Eddie Hicks spent 14 years running way from the moment that finally arrived Monday afternoon.

Facing trial in the spring of 2003, prosecutors say the corrupt veteran of the Chicago Police Department took thousands of dollars out of the bank and disappeared. They finally found him in 2017 in Michigan, where he was using the name David Rose.

Monday, a decade and a half after he should have gone on trial, a jury took just a few hours to find the 70-year-old Hicks guilty of leading a robbery and extortion crew back in the 1990s, using his gun and his badge to rip-off drug dealers.

“The level of this man’s corruption was staggering,” Assistant U.S. Attorney Morris Pasqual told jurors before they began deliberating.

Hicks’ attorney, Robert Crowe, assailed a key government witness and told jurors there wasn’t enough evidence to put Hicks away. Still, in an unusually brief closing argument, he admitted Hicks had fled his 2003 trial.

The jurors found Hicks guilty of a racketeering conspiracy, drug and gun crimes as well as bail jumping.

Hicks worked for the Chicago Police Department from 1970 until 2000 and was assigned to the narcotics section between 1992 and 1997, records show. The feds caught him and others on tape plotting rip-offs that involved stealing drugs from certain dealers, then selling those drugs to others. They said Hicks gleaned information about their targets from dealers with nicknames like “Sugarbear.”

The crew would use counterfeit Chicago police badges and take unmarked cars from the CPD motor pool during the rip-offs, sometimes even using license plates from out-of-service CPD vehicles.
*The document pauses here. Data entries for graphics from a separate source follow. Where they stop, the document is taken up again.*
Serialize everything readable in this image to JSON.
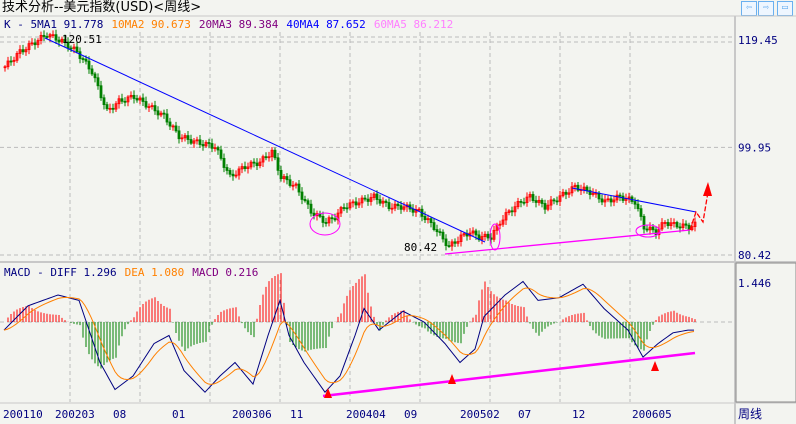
{
  "title": "技术分析--美元指数(USD)<周线>",
  "ma_legend": [
    {
      "label": "K - ",
      "color": "#000080"
    },
    {
      "label": "5MA1 91.778",
      "color": "#000080"
    },
    {
      "label": "10MA2 90.673",
      "color": "#ff8000"
    },
    {
      "label": "20MA3 89.384",
      "color": "#800080"
    },
    {
      "label": "40MA4 87.652",
      "color": "#0000ff"
    },
    {
      "label": "60MA5 86.212",
      "color": "#ff80ff"
    }
  ],
  "macd_legend": [
    {
      "label": "MACD - DIFF 1.296",
      "color": "#000080"
    },
    {
      "label": "DEA 1.080",
      "color": "#ff8000"
    },
    {
      "label": "MACD 0.216",
      "color": "#800080"
    }
  ],
  "buttons": {
    "prev": "⇦",
    "next": "⇨",
    "max": "▭"
  },
  "period_label": "周线",
  "chart_data": {
    "type": "candlestick",
    "price_axis": {
      "ticks": [
        "119.45",
        "99.95",
        "80.42"
      ],
      "range": [
        80.42,
        119.45
      ]
    },
    "annotations": {
      "high_label": "120.51",
      "low_label": "80.42"
    },
    "x_tick_labels": [
      "200110",
      "200203",
      "08",
      "01",
      "200306",
      "11",
      "200404",
      "09",
      "200502",
      "07",
      "12",
      "200605"
    ],
    "price_anchors": [
      [
        0,
        114.6
      ],
      [
        5,
        117.3
      ],
      [
        14,
        120.5
      ],
      [
        19,
        119.2
      ],
      [
        24,
        117.3
      ],
      [
        29,
        113.7
      ],
      [
        34,
        106.5
      ],
      [
        38,
        108.3
      ],
      [
        43,
        109.2
      ],
      [
        48,
        107.4
      ],
      [
        53,
        105.6
      ],
      [
        58,
        102.0
      ],
      [
        63,
        101.0
      ],
      [
        70,
        100.1
      ],
      [
        75,
        94.6
      ],
      [
        80,
        96.5
      ],
      [
        85,
        97.3
      ],
      [
        89,
        99.2
      ],
      [
        92,
        94.6
      ],
      [
        97,
        92.8
      ],
      [
        102,
        88.3
      ],
      [
        107,
        86.4
      ],
      [
        110,
        87.3
      ],
      [
        113,
        89.2
      ],
      [
        118,
        90.1
      ],
      [
        123,
        91.0
      ],
      [
        128,
        89.2
      ],
      [
        133,
        89.2
      ],
      [
        138,
        88.3
      ],
      [
        143,
        85.5
      ],
      [
        148,
        81.9
      ],
      [
        152,
        83.7
      ],
      [
        155,
        84.6
      ],
      [
        158,
        83.7
      ],
      [
        162,
        83.7
      ],
      [
        165,
        86.4
      ],
      [
        168,
        88.3
      ],
      [
        172,
        90.1
      ],
      [
        175,
        91.0
      ],
      [
        180,
        89.2
      ],
      [
        185,
        91.0
      ],
      [
        190,
        92.8
      ],
      [
        195,
        91.9
      ],
      [
        200,
        90.1
      ],
      [
        205,
        91.0
      ],
      [
        210,
        90.1
      ],
      [
        213,
        85.5
      ],
      [
        217,
        84.6
      ],
      [
        220,
        86.4
      ],
      [
        223,
        85.9
      ],
      [
        228,
        85.5
      ],
      [
        230,
        85.9
      ]
    ],
    "macd_anchors": [
      [
        0,
        -0.3
      ],
      [
        8,
        0.6
      ],
      [
        18,
        1.0
      ],
      [
        25,
        0.8
      ],
      [
        32,
        -1.5
      ],
      [
        37,
        -2.5
      ],
      [
        43,
        -2.0
      ],
      [
        50,
        -0.8
      ],
      [
        55,
        -0.5
      ],
      [
        60,
        -1.8
      ],
      [
        67,
        -2.6
      ],
      [
        72,
        -2.0
      ],
      [
        77,
        -1.5
      ],
      [
        83,
        -2.3
      ],
      [
        88,
        -0.5
      ],
      [
        92,
        0.8
      ],
      [
        95,
        -0.5
      ],
      [
        100,
        -1.5
      ],
      [
        107,
        -2.6
      ],
      [
        112,
        -2.0
      ],
      [
        117,
        -0.5
      ],
      [
        120,
        0.5
      ],
      [
        125,
        -0.3
      ],
      [
        133,
        0.4
      ],
      [
        140,
        0
      ],
      [
        147,
        -0.8
      ],
      [
        152,
        -1.5
      ],
      [
        157,
        -1.0
      ],
      [
        160,
        0.2
      ],
      [
        167,
        1.0
      ],
      [
        173,
        1.5
      ],
      [
        178,
        0.8
      ],
      [
        185,
        0.9
      ],
      [
        193,
        1.4
      ],
      [
        200,
        0.5
      ],
      [
        208,
        -0.3
      ],
      [
        213,
        -1.3
      ],
      [
        218,
        -0.8
      ],
      [
        223,
        -0.4
      ],
      [
        228,
        -0.3
      ]
    ],
    "macd_axis": {
      "ticks": [
        "1.446"
      ]
    }
  }
}
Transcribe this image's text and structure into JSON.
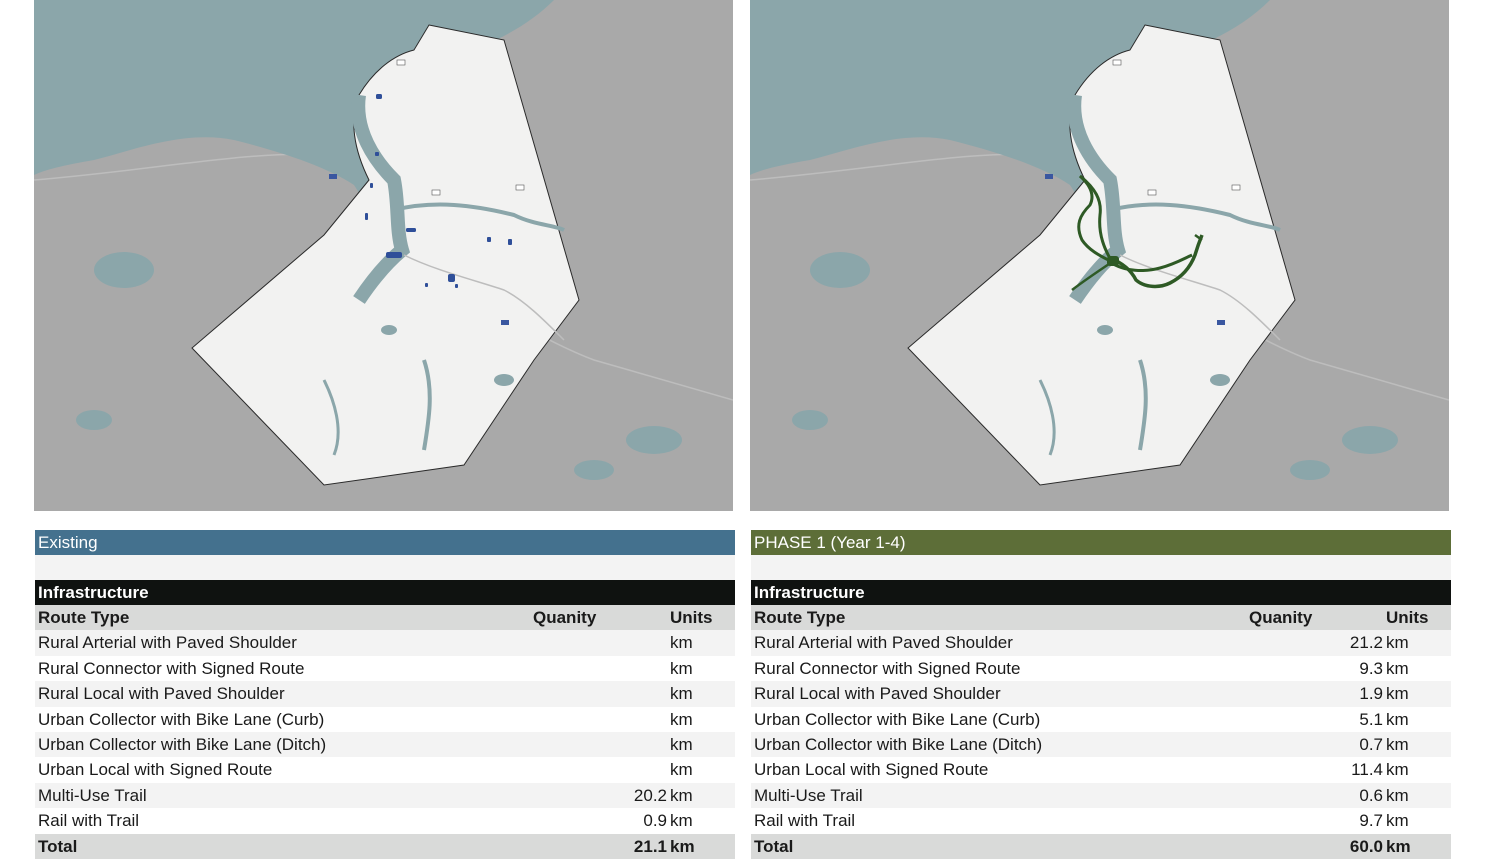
{
  "colors": {
    "existing_header": "#44718e",
    "phase1_header": "#5d6e38",
    "existing_route": "#2f4f99",
    "phase1_route": "#2e5a25",
    "water": "#8ba6aa",
    "land_outside": "#a9a9a9",
    "study_area": "#f2f2f1"
  },
  "panels": [
    {
      "title": "Existing",
      "infra_label": "Infrastructure",
      "col_route": "Route Type",
      "col_qty": "Quanity",
      "col_units": "Units",
      "rows": [
        {
          "type": "Rural Arterial with Paved Shoulder",
          "qty": "",
          "unit": "km"
        },
        {
          "type": "Rural Connector with Signed Route",
          "qty": "",
          "unit": "km"
        },
        {
          "type": "Rural Local with Paved Shoulder",
          "qty": "",
          "unit": "km"
        },
        {
          "type": "Urban Collector with Bike Lane (Curb)",
          "qty": "",
          "unit": "km"
        },
        {
          "type": "Urban Collector with Bike Lane (Ditch)",
          "qty": "",
          "unit": "km"
        },
        {
          "type": "Urban Local with Signed Route",
          "qty": "",
          "unit": "km"
        },
        {
          "type": "Multi-Use Trail",
          "qty": "20.2",
          "unit": "km"
        },
        {
          "type": "Rail with Trail",
          "qty": "0.9",
          "unit": "km"
        }
      ],
      "total_label": "Total",
      "total_qty": "21.1",
      "total_unit": "km"
    },
    {
      "title": "PHASE 1 (Year 1-4)",
      "infra_label": "Infrastructure",
      "col_route": "Route Type",
      "col_qty": "Quanity",
      "col_units": "Units",
      "rows": [
        {
          "type": "Rural Arterial with Paved Shoulder",
          "qty": "21.2",
          "unit": "km"
        },
        {
          "type": "Rural Connector with Signed Route",
          "qty": "9.3",
          "unit": "km"
        },
        {
          "type": "Rural Local with Paved Shoulder",
          "qty": "1.9",
          "unit": "km"
        },
        {
          "type": "Urban Collector with Bike Lane (Curb)",
          "qty": "5.1",
          "unit": "km"
        },
        {
          "type": "Urban Collector with Bike Lane (Ditch)",
          "qty": "0.7",
          "unit": "km"
        },
        {
          "type": "Urban Local with Signed Route",
          "qty": "11.4",
          "unit": "km"
        },
        {
          "type": "Multi-Use Trail",
          "qty": "0.6",
          "unit": "km"
        },
        {
          "type": "Rail with Trail",
          "qty": "9.7",
          "unit": "km"
        }
      ],
      "total_label": "Total",
      "total_qty": "60.0",
      "total_unit": "km"
    }
  ]
}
They would pose as Drug Enforcement Agency Task Force officers while pulling targets over, and they would forge search warrants while raiding homes, apartments and hotel rooms.

The men would bust in carrying police radios, and they would wear what appeared to be bulletproof vests and equipment belts from CPD, records show.

Afterward, they would divvy up the proceeds on their way back to their usual meeting spot — a place they called the “gym” near the police station at 51st and Wentworth.

Hicks led the team.

The crew’s rip-offs included taking back marijuana in 1997 from a home in the south suburbs after it had been stolen from a man who then paid $100,000 for its return. That money eventually made its way to Hicks, prosecutors say.

Hicks’ crew also restrained the occupant of an Alsip apartment in April 1999 while conducting a raid with a bogus search warrant. Alsip police approached as the crew left the apartment, but Hicks and company claimed, falsely, that the search was legal.

A drug dealer named Arthur “Pete” Veal also recorded audio and video of Hicks in December 2000 and January 2001, in which Veal helped Hicks plan to rob a Southwest Side stash house using a fake search warrant. Veal, who had been busted on drug charges late in 2000, pushed the scheme while working with the FBI. He died in 2016, prosecutors say.

On the tapes, Hicks can be heard worrying about the feds, who had stashed thousands of dollars inside the apartment in the 3000 block of West 58th. Hicks complained on the recordings after his crew only found a fraction of it.

“Man,” Veal said, “I already spent some of that f—in’ money.”

“Yeah, well there’s no doubt that everybody was lookin’ forward to a Merry Christmas,” Hicks said. He added later: “Believe me, I (had) visions of driving that red ‘Vette.”